"If you hate a person,


you hate something in him that is part of yourself. What isn't part of ourselves doesn't disturb us."
--Hermann Hesse (1877-1962)

I mentioned last night I might talk about friends. I'm going to put that off just a while longer, and talk about enemies instead. Perhaps "enemy" is too strong of a word. I remember being astounded that a friend of mine freely admitted to having not one, but several enemies. How on earth could someone in their 20's have accumulated enemies? Aren't enemies something you pick up later in life, after you discover that the millionaire-playboy lifestyle isn't fulfilling and you wish to try out a new career as a bat-influenced vigilante?


I don't have enemies. To be an enemy involves active opposition; a desire to thwart well-made plans. As far as I know, no one is working against me. At least, if there is someone, they're not doing very well.

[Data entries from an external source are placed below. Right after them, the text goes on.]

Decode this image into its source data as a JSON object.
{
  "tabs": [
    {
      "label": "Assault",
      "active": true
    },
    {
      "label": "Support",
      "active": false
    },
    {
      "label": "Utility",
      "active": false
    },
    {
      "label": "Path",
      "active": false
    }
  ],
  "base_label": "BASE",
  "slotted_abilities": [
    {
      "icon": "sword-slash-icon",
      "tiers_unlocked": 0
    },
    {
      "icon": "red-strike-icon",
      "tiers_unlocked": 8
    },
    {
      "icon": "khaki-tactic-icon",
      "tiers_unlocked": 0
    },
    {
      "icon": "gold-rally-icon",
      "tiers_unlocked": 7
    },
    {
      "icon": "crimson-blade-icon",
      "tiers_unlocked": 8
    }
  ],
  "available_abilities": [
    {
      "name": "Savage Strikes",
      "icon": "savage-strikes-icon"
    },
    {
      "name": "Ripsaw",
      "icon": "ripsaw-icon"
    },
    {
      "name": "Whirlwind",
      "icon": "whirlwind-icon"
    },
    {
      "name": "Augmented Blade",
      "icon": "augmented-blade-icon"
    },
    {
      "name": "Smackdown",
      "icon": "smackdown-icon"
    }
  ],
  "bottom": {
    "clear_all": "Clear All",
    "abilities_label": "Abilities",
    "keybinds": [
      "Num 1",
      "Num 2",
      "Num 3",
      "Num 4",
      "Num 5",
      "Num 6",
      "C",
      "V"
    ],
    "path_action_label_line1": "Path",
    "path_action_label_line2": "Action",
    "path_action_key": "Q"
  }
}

But I'll be darned if it didn't occur to me while attending a concert, I do have someone whom I dislike intensely. This individual is someone who rubs me the wrong way, in every way. Someone who serves no purpose in my life and whom I would not miss if I never saw again. I despise this individual's work ethic, attitude, communication skills, interpersonal relations, and general demeanor. While I listen to the speaker, I never fail to be unimpressed and shocked at the amount of scorn that gets non-verbally communicated.

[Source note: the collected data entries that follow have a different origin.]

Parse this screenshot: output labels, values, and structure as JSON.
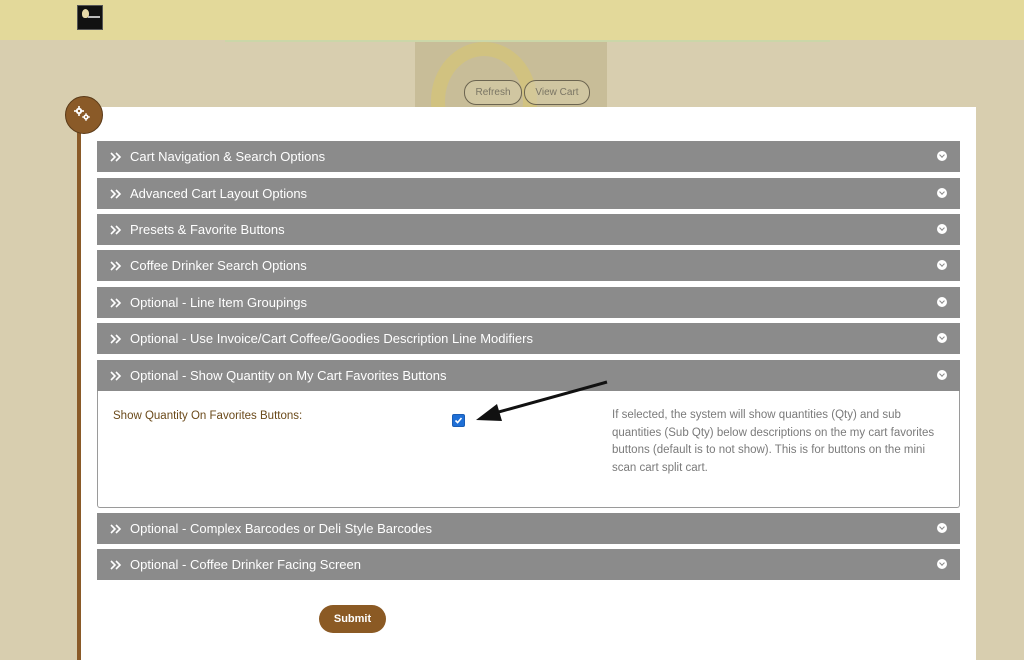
{
  "header": {
    "logo_icon": "store-logo"
  },
  "hero": {
    "refresh_label": "Refresh",
    "view_cart_label": "View Cart"
  },
  "badge_icon": "gears-icon",
  "accordion": {
    "sections": [
      {
        "title": "Cart Navigation & Search Options",
        "expanded": false
      },
      {
        "title": "Advanced Cart Layout Options",
        "expanded": false
      },
      {
        "title": "Presets & Favorite Buttons",
        "expanded": false
      },
      {
        "title": "Coffee Drinker Search Options",
        "expanded": false
      },
      {
        "title": "Optional - Line Item Groupings",
        "expanded": false
      },
      {
        "title": "Optional - Use Invoice/Cart Coffee/Goodies Description Line Modifiers",
        "expanded": false
      },
      {
        "title": "Optional - Show Quantity on My Cart Favorites Buttons",
        "expanded": true
      },
      {
        "title": "Optional - Complex Barcodes or Deli Style Barcodes",
        "expanded": false
      },
      {
        "title": "Optional - Coffee Drinker Facing Screen",
        "expanded": false
      }
    ],
    "open_section": {
      "field_label": "Show Quantity On Favorites Buttons:",
      "checkbox_checked": true,
      "help_text": "If selected, the system will show quantities (Qty) and sub quantities (Sub Qty) below descriptions on the my cart favorites buttons (default is to not show). This is for buttons on the mini scan cart split cart."
    }
  },
  "submit_label": "Submit",
  "colors": {
    "page_bg": "#d8ceaf",
    "topbar": "#e3d99a",
    "accordion_header": "#8b8b8b",
    "accent_brown": "#8b5a24",
    "checkbox_blue": "#1f6fd6"
  }
}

It's quite amazing that I can have such invidious opinions, when I seldom have any interaction with this person at all. On one hand, I can count the number of sentences exchanged. What may have been said about me (but not to me) is open to speculation. Luckily, this person seems to be almost unfathomably unreliable; if I show up when I need to, where I need to, I have a good chance of missing them altogether.

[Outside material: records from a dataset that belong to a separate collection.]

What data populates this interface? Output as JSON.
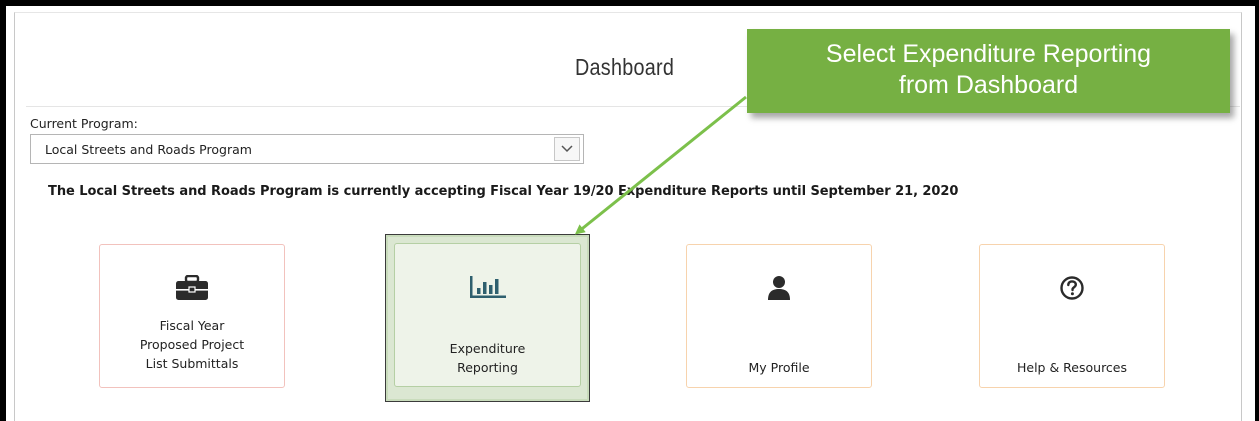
{
  "page": {
    "title": "Dashboard"
  },
  "program": {
    "label": "Current Program:",
    "selected": "Local Streets and Roads Program"
  },
  "notice": "The Local Streets and Roads Program is currently accepting Fiscal Year 19/20 Expenditure Reports until September 21, 2020",
  "tiles": [
    {
      "icon": "briefcase-icon",
      "line1": "Fiscal Year",
      "line2": "Proposed Project",
      "line3": "List Submittals"
    },
    {
      "icon": "bar-chart-icon",
      "line1": "Expenditure",
      "line2": "Reporting"
    },
    {
      "icon": "user-icon",
      "line1": "My Profile"
    },
    {
      "icon": "help-icon",
      "line1": "Help & Resources"
    }
  ],
  "callout": {
    "line1": "Select Expenditure Reporting",
    "line2": "from Dashboard"
  },
  "colors": {
    "callout": "#76b043",
    "highlight_border": "#3b3b3b",
    "highlight_fill": "#dbe7d2"
  }
}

And yet... the quote from Hesse arrested my attention. I have always believed that meeting someone who is like you can result in two ends: either you love the person, because in them you see the good qualities of yourself, or... you hate them, because you see all of your faults reflected in them. Is that the case in this situation? I hope not. However, I cannot find a satisfactory explaination for why I feel such irrational dislike. It's a deep fear that I am what I hate. Now that makes me uncomfortable. Is it "me" I see in them?

If so, then I must not be aware of it. Guess I need to rely on my friends to call me on it.
If not, then they must have beaten my mother in a previous life, or something equally heinous.